Arkansas' Top Court Rejects Bid for Abortion Ballot Measure

Justices say paperwork wasn't properly submitted
By Newser Editors and Wire Services
Posted Aug 22, 2024 1:50 PM CDT
Arkansas' Top Court Rejects Bid for Abortion Ballot Measure
Boxes containing signatures supporting a proposed ballot measure to scale back Arkansas' abortion ban are delivered to a room in the state Capitol, July 5, 2024, in Little Rock, Ark.   (AP Photo/Andrew DeMillo, File)

The Arkansas Supreme Court dealt a blow to advocates of abortion rights on Thursday, upholding the state's rejection of signed petitions for a ballot initiative. The move keeps the proposal from going before voters in November, per the AP.

  • Current law: Arkansas bans abortion at any time during a pregnancy, unless the woman's life is endangered due to a medical emergency.
  • Proposal: The proposed amendment would have prohibited laws banning abortion in the first 20 weeks of gestation and allowed the procedure later on in cases of rape, incest, threats to the woman's health or life, or if the fetus would be unlikely to survive birth. It would not have created a constitutional right to abortion.

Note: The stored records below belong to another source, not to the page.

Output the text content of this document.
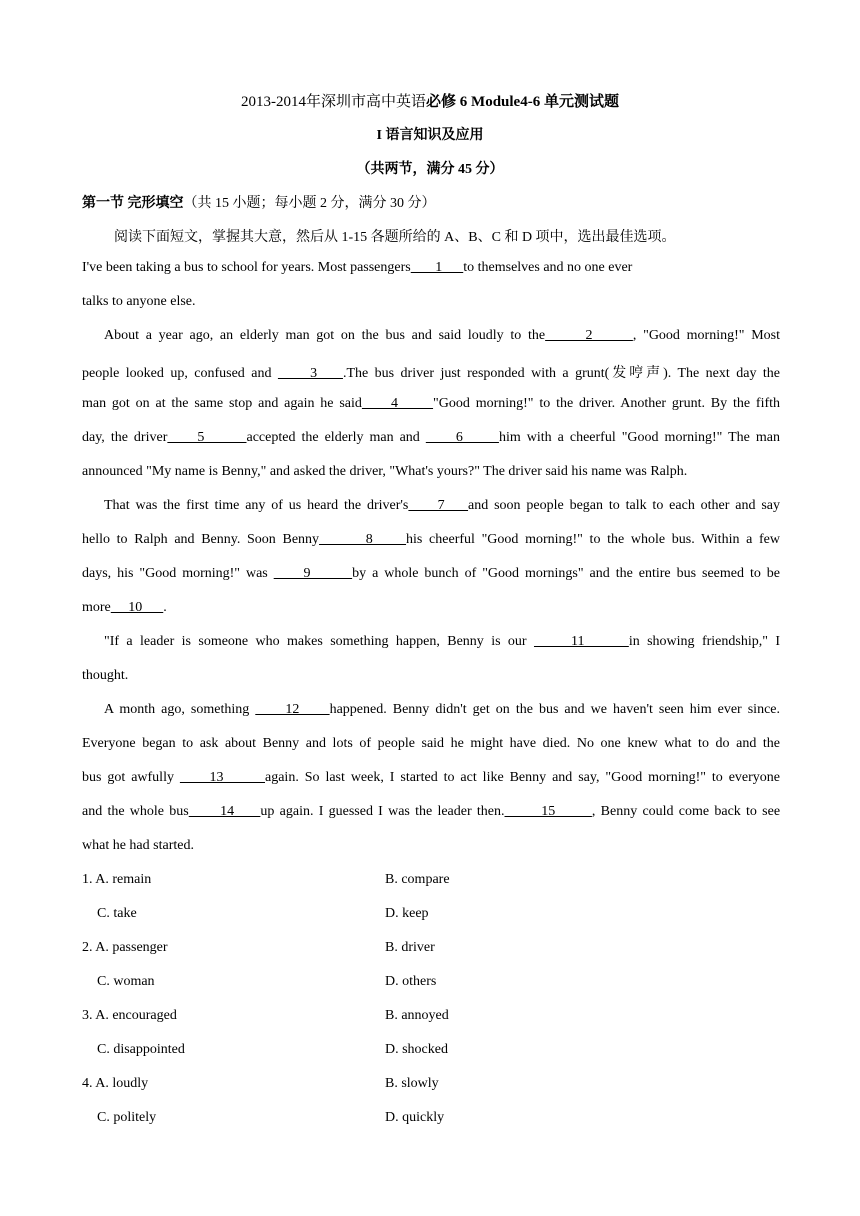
2013-2014年深圳市高中英语必修 6 Module4-6 单元测试题
I 语言知识及应用
（共两节，满分 45 分）
第一节 完形填空（共 15 小题；每小题 2 分，满分 30 分）
阅读下面短文，掌握其大意，然后从 1-15 各题所给的 A、B、C 和 D 项中，选出最佳选项。
I've been taking a bus to school for years. Most passengers       1      to themselves and no one ever
talks to anyone else.
About a year ago, an elderly man got on the bus and said loudly to the      2      , "Good morning!" Most
people looked up, confused and      3    .The bus driver just responded with a grunt(发哼声). The next day the
man got on at the same stop and again he said     4      "Good morning!" to the driver. Another grunt. By the fifth
day, the driver     5       accepted the elderly man and      6      him with a cheerful "Good morning!" The man
announced "My name is Benny," and asked the driver, "What's yours?" The driver said his name was Ralph.
That was the first time any of us heard the driver's     7    and soon people began to talk to each other and say
hello to Ralph and Benny. Soon Benny       8     his cheerful "Good morning!" to the whole bus. Within a few
days, his "Good morning!" was      9       by a whole bunch of "Good mornings" and the entire bus seemed to be
more     10      .
"If a leader is someone who makes something happen, Benny is our      11      in showing friendship," I
thought.
A month ago, something      12     happened. Benny didn't get on the bus and we haven't seen him ever since.
Everyone began to ask about Benny and lots of people said he might have died. No one knew what to do and the
bus got awfully      13       again. So last week, I started to act like Benny and say, "Good morning!" to everyone
and the whole bus      14     up again. I guessed I was the leader then.       15       , Benny could come back to see
what he had started.
1. A. remain	B. compare
C. take	D. keep
2. A. passenger	B. driver
C. woman	D. others
3. A. encouraged	B. annoyed
C. disappointed	D. shocked
4. A. loudly	B. slowly
C. politely	D. quickly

Election officials said Arkansans for Limited Government failed to comply with state law primarily because it submitted paperwork incorrectly—including in regard to documentation that paid canvassers were given proper instruction on how to gather signatures, per the New York Times. "We find that the Secretary correctly refused to count the signatures collected by paid canvassers because the sponsor failed to file the paid canvasser training certification" in the way the law requires, Justice Rhonda Wood wrote for the 4-3 majority. The group argued that it should have been given more time to provide any additional documents.

A dissenting justice wrote that the decision strips Arkansans' of their rights and effectively changes the state's initiative law. "Why are the respondent and the majority determined to keep this particular vote from the people?" wrote Justice Karen Baker, who is running against Wood for chief justice. Had they all been verified, the more than 101,000 signatures, submitted on the state's July 5 deadline, would have been enough to qualify for the ballot. The threshold was 90,704 signatures.